The exhaustive search exceeded the 48 h time limit with 81 levels for three DER types, and with only 21 levels with four DER types. The run time of the sizing method increases at a decreasing rate as the number of levels are increased at an exponential rate, so it scales well to achieve capacity precision. However, it does not scale as well when increasing the number of DER types. Microgrid Planner does not yet include a fifth type of DER, so further research may be required to improve the efficiency when more DER types are supported. Avenues exist for doing so, such as decreasing the number of levels in the exhaustive search used to provide the initial set of microgrid designs, reducing the number of iterations in the ‘for loops’ currently used to expand the search and pruning more solutions.
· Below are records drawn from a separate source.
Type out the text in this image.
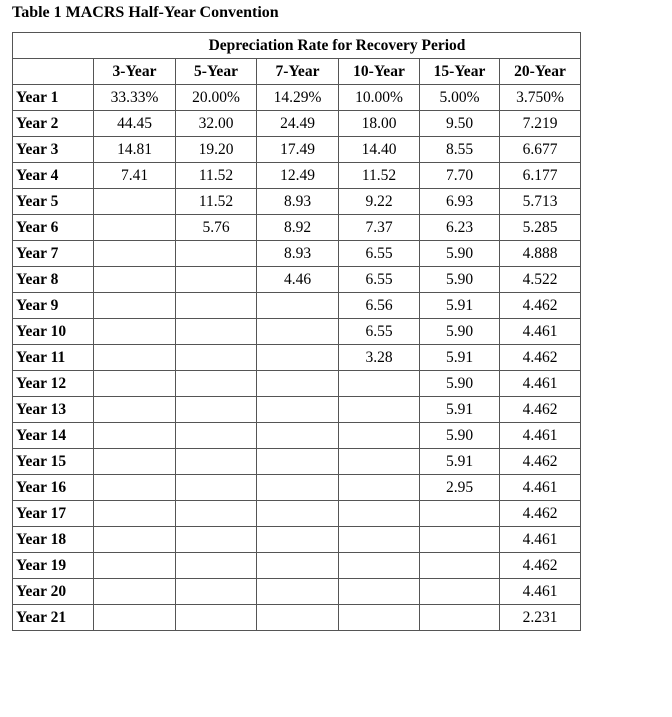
Table 1 MACRS Half-Year Convention
	Depreciation Rate for Recovery Period					
	3-Year	5-Year	7-Year	10-Year	15-Year	20-Year
Year 1	33.33%	20.00%	14.29%	10.00%	5.00%	3.750%
Year 2	44.45	32.00	24.49	18.00	9.50	7.219
Year 3	14.81	19.20	17.49	14.40	8.55	6.677
Year 4	7.41	11.52	12.49	11.52	7.70	6.177
Year 5		11.52	8.93	9.22	6.93	5.713
Year 6		5.76	8.92	7.37	6.23	5.285
Year 7			8.93	6.55	5.90	4.888
Year 8			4.46	6.55	5.90	4.522
Year 9				6.56	5.91	4.462
Year 10				6.55	5.90	4.461
Year 11				3.28	5.91	4.462
Year 12					5.90	4.461
Year 13					5.91	4.462
Year 14					5.90	4.461
Year 15					5.91	4.462
Year 16					2.95	4.461
Year 17						4.462
Year 18						4.461
Year 19						4.462
Year 20						4.461
Year 21						2.231
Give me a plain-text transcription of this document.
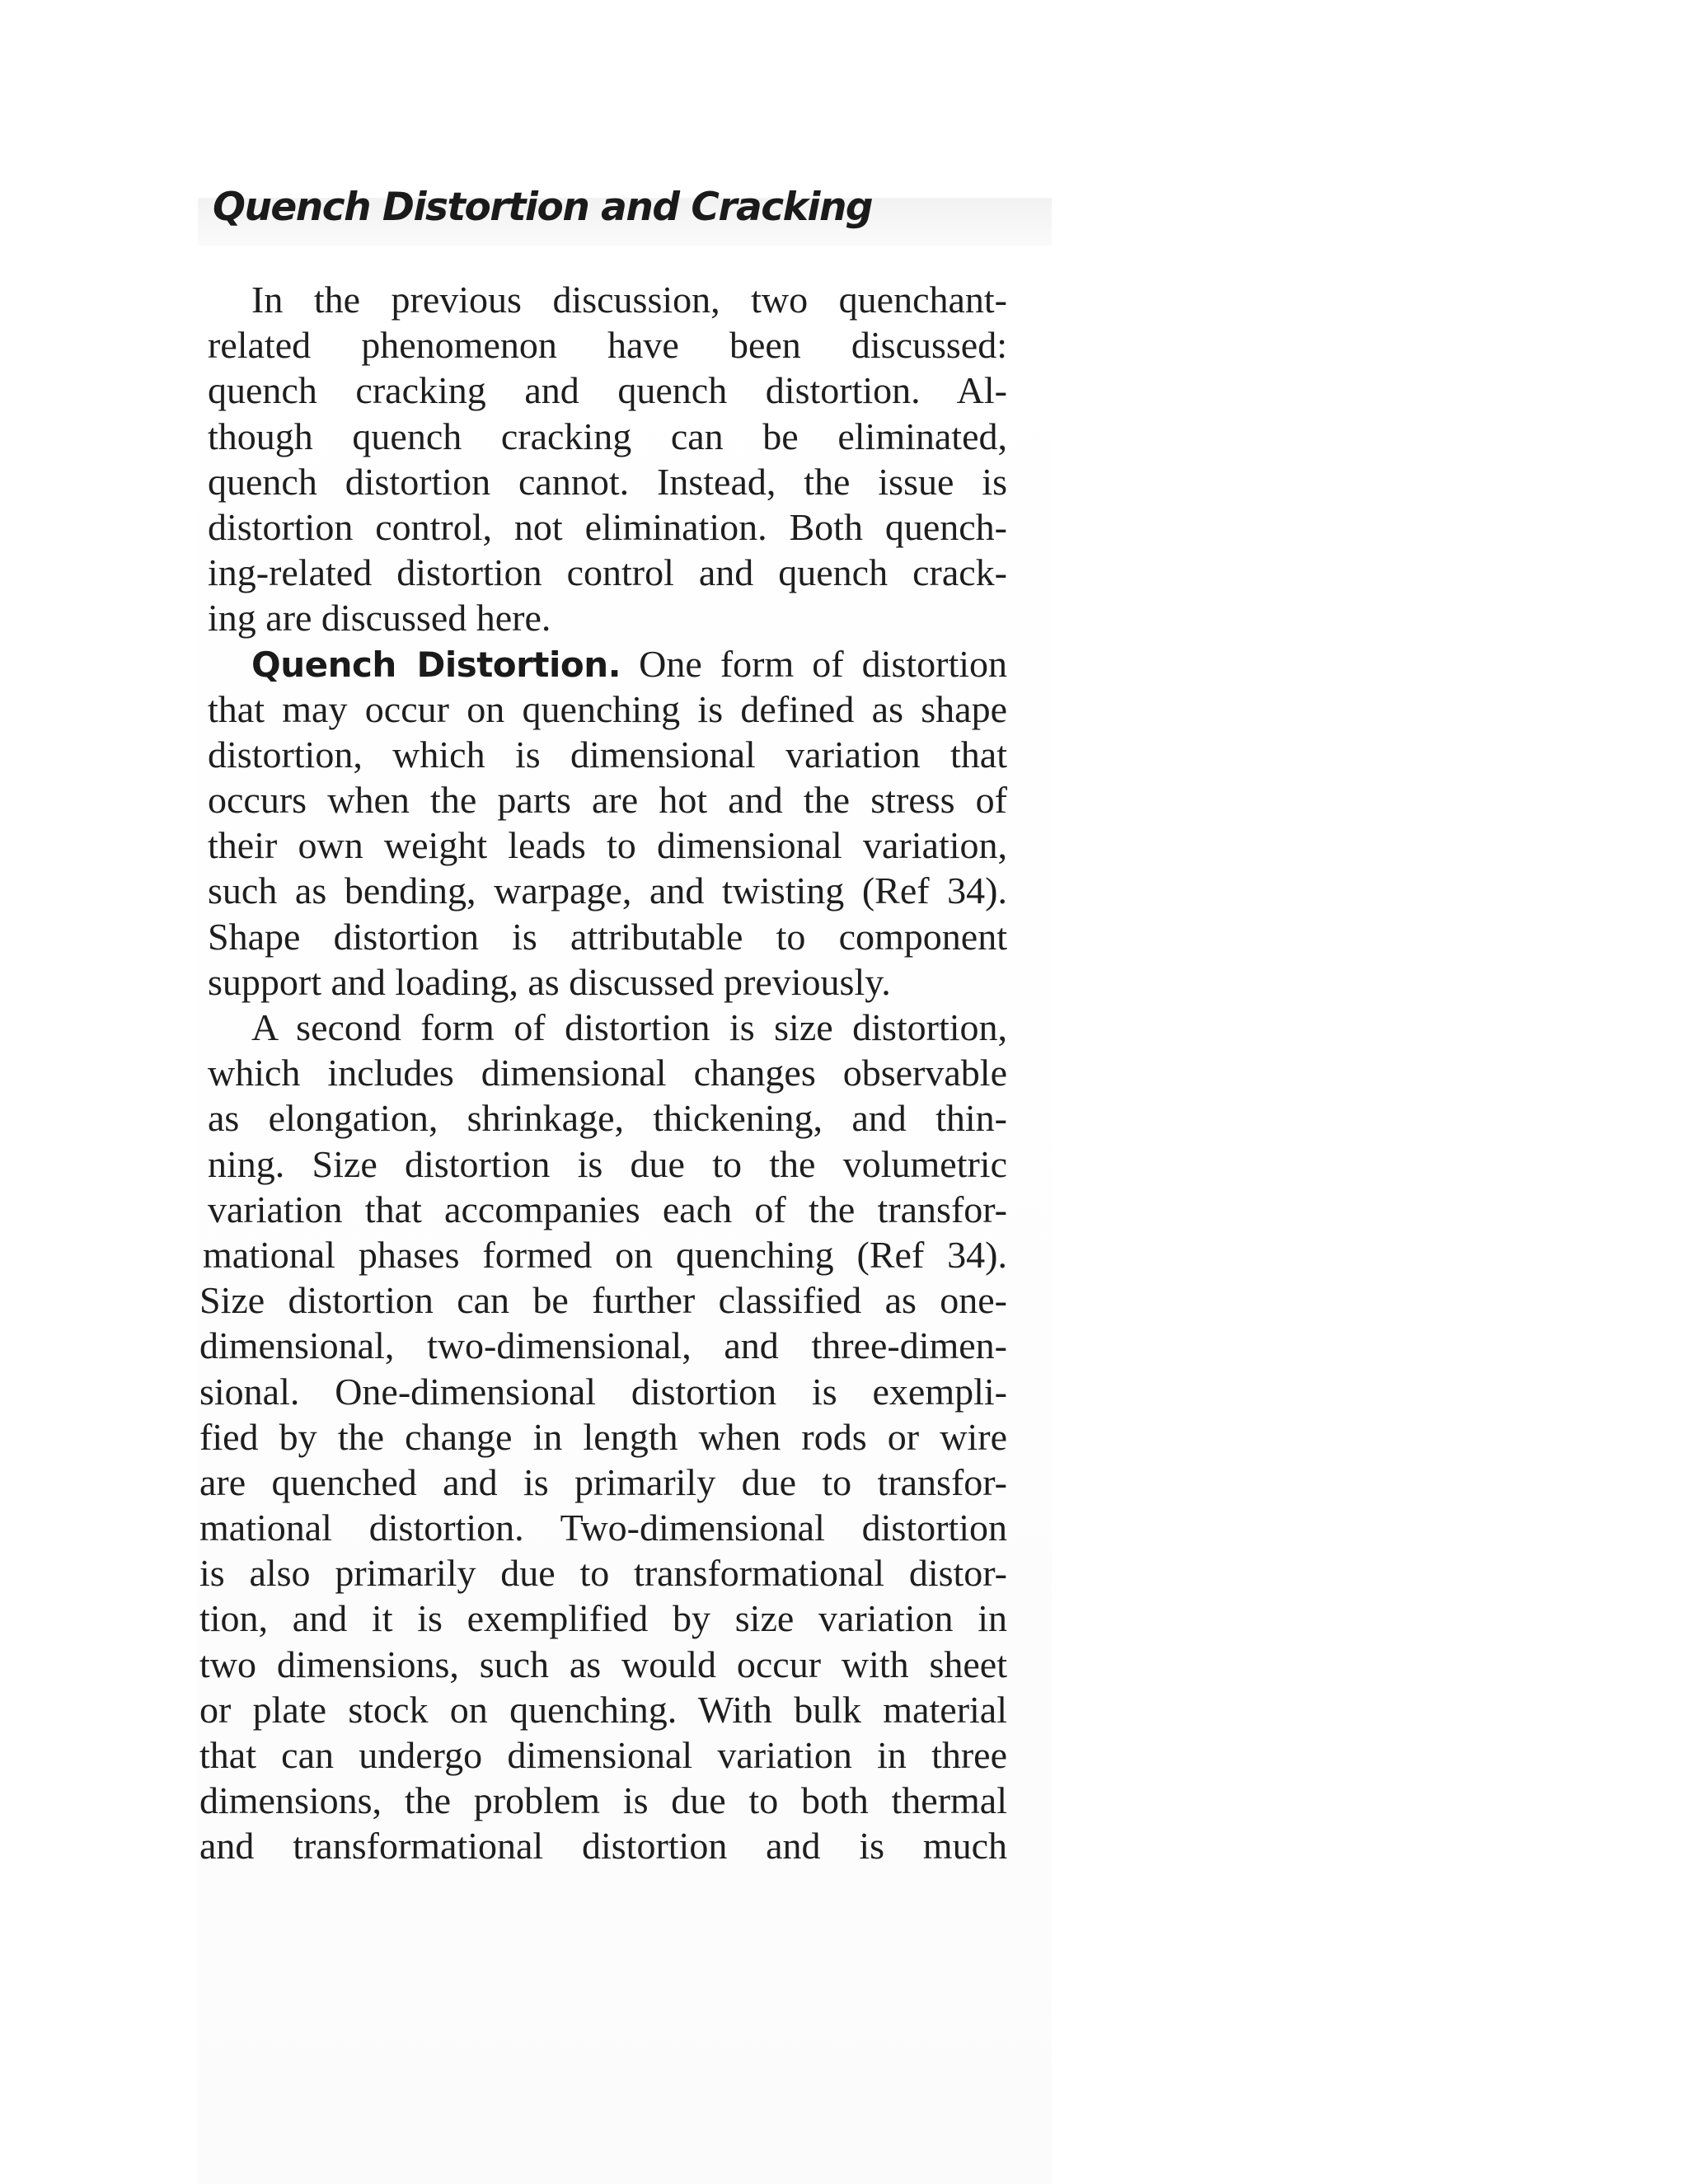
Quench Distortion and Cracking
In the previous discussion, two quenchant-
related phenomenon have been discussed:
quench cracking and quench distortion. Al-
though quench cracking can be eliminated,
quench distortion cannot. Instead, the issue is
distortion control, not elimination. Both quench-
ing-related distortion control and quench crack-
ing are discussed here.
Quench Distortion. One form of distortion
that may occur on quenching is defined as shape
distortion, which is dimensional variation that
occurs when the parts are hot and the stress of
their own weight leads to dimensional variation,
such as bending, warpage, and twisting (Ref 34).
Shape distortion is attributable to component
support and loading, as discussed previously.
A second form of distortion is size distortion,
which includes dimensional changes observable
as elongation, shrinkage, thickening, and thin-
ning. Size distortion is due to the volumetric
variation that accompanies each of the transfor-
mational phases formed on quenching (Ref 34).
Size distortion can be further classified as one-
dimensional, two-dimensional, and three-dimen-
sional. One-dimensional distortion is exempli-
fied by the change in length when rods or wire
are quenched and is primarily due to transfor-
mational distortion. Two-dimensional distortion
is also primarily due to transformational distor-
tion, and it is exemplified by size variation in
two dimensions, such as would occur with sheet
or plate stock on quenching. With bulk material
that can undergo dimensional variation in three
dimensions, the problem is due to both thermal
and transformational distortion and is much
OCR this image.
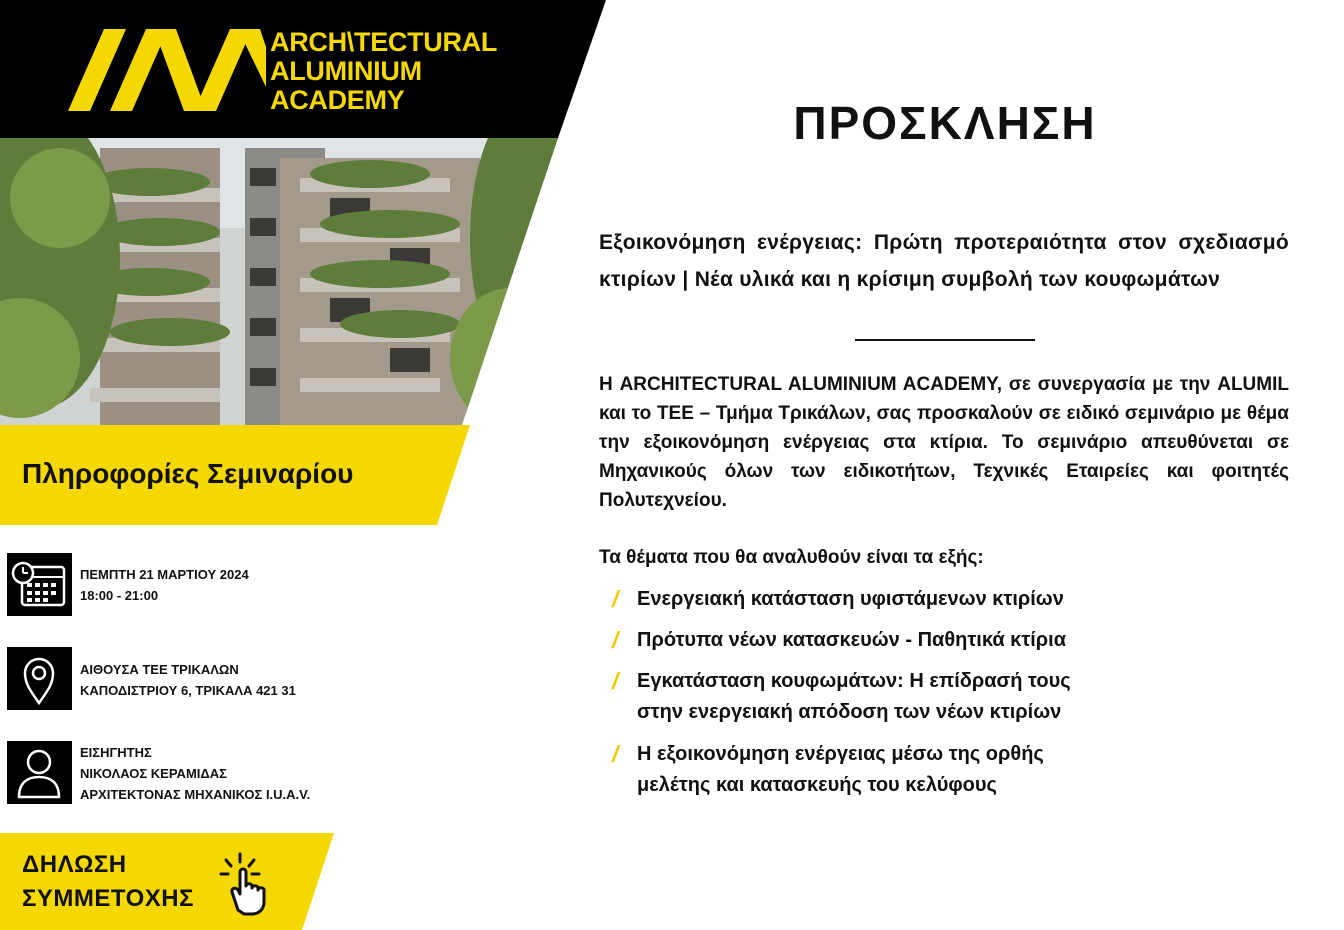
ARCH\TECTURAL
ALUMINIUM
ACADEMY
Πληροφορίες Σεμιναρίου
ΠΕΜΠΤΗ 21 ΜΑΡΤΙΟΥ 2024
18:00 - 21:00
ΑΙΘΟΥΣΑ ΤΕΕ ΤΡΙΚΑΛΩΝ
ΚΑΠΟΔΙΣΤΡΙΟΥ 6, ΤΡΙΚΑΛΑ 421 31
ΕΙΣΗΓΗΤΗΣ
ΝΙΚΟΛΑΟΣ ΚΕΡΑΜΙΔΑΣ
ΑΡΧΙΤΕΚΤΟΝΑΣ ΜΗΧΑΝΙΚΟΣ I.U.A.V.
ΔΗΛΩΣΗ
ΣΥΜΜΕΤΟΧΗΣ
ΠΡΟΣΚΛΗΣΗ
Εξοικονόμηση ενέργειας: Πρώτη προτεραιότητα στον σχεδιασμό κτιρίων | Νέα υλικά και η κρίσιμη συμβολή των κουφωμάτων
Η ARCHITECTURAL ALUMINIUM ACADEMY, σε συνεργασία με την ALUMIL και το ΤΕΕ – Τμήμα Τρικάλων, σας προσκαλούν σε ειδικό σεμινάριο με θέμα την εξοικονόμηση ενέργειας στα κτίρια. Το σεμινάριο απευθύνεται σε Μηχανικούς όλων των ειδικοτήτων, Τεχνικές Εταιρείες και φοιτητές Πολυτεχνείου.
Τα θέματα που θα αναλυθούν είναι τα εξής:
/ Ενεργειακή κατάσταση υφιστάμενων κτιρίων
/ Πρότυπα νέων κατασκευών - Παθητικά κτίρια
/ Εγκατάσταση κουφωμάτων: Η επίδρασή τους
στην ενεργειακή απόδοση των νέων κτιρίων
/ Η εξοικονόμηση ενέργειας μέσω της ορθής
μελέτης και κατασκευής του κελύφους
The sizing method introduced in this paper was developed to meet the planning needs of partners at military installations. The search heuristics presented are efficient for the size of the current DER technology portfolios being actively planned for current microgrid investments. These heuristics are customizable and may be tuned as additional technologies are considered; however, the DER technology set will likely remain relatively small in the near future.
The method has notable limitations. It is a heuristic. Moreover, is not guaranteed to find rightsized solutions and may discover local optima as it branches. To mitigate this, the binary search method explores the search space in different orders of DER capacities, for example, adjusting the photovoltaic capacity before diesel generation capacity on one iteration of third-level and fourth-level for loops. Then, it may explore those DER capacities in the opposite order on another iteration. The computational results suggest that this approach is effective in practice. Moreover, Microgrid Planner allows the user to easily simulate the performance of any microgrid design being considered, review the results, and interactively adjust capacities, so the user can be confident in any solution being considered for adoption.
The method is deterministic. Another limitation is that it does not account for the inherent stochasticity in weather conditions, upon which renewable energy sources, such as photovoltaic systems and wind turbines, rely. Sensitivity analysis [
24] can be applied to subject microgrid designs of interest to a range of generated scenarios and assess their performance. Future work may explore methods that integrate stochastic analysis directly in the DER sizing method.
Future work may also include experimentally validating the performance of microgrid designs produced by the search heuristics. The construction of the function for operating the microgrid has an effect on when power deficits may arise and thereby impacts the results produced. Therefore, a future study may compare performance of different control strategies on planning outcomes.
The DER sizing method has been released in Microgrid Planner [
2,
3]. By contributing to open source software, the sizing method proposed in this paper provides a low-cost planning capability that may be configured and extended, which is a significant advantage compared to proprietary microgrid planning software.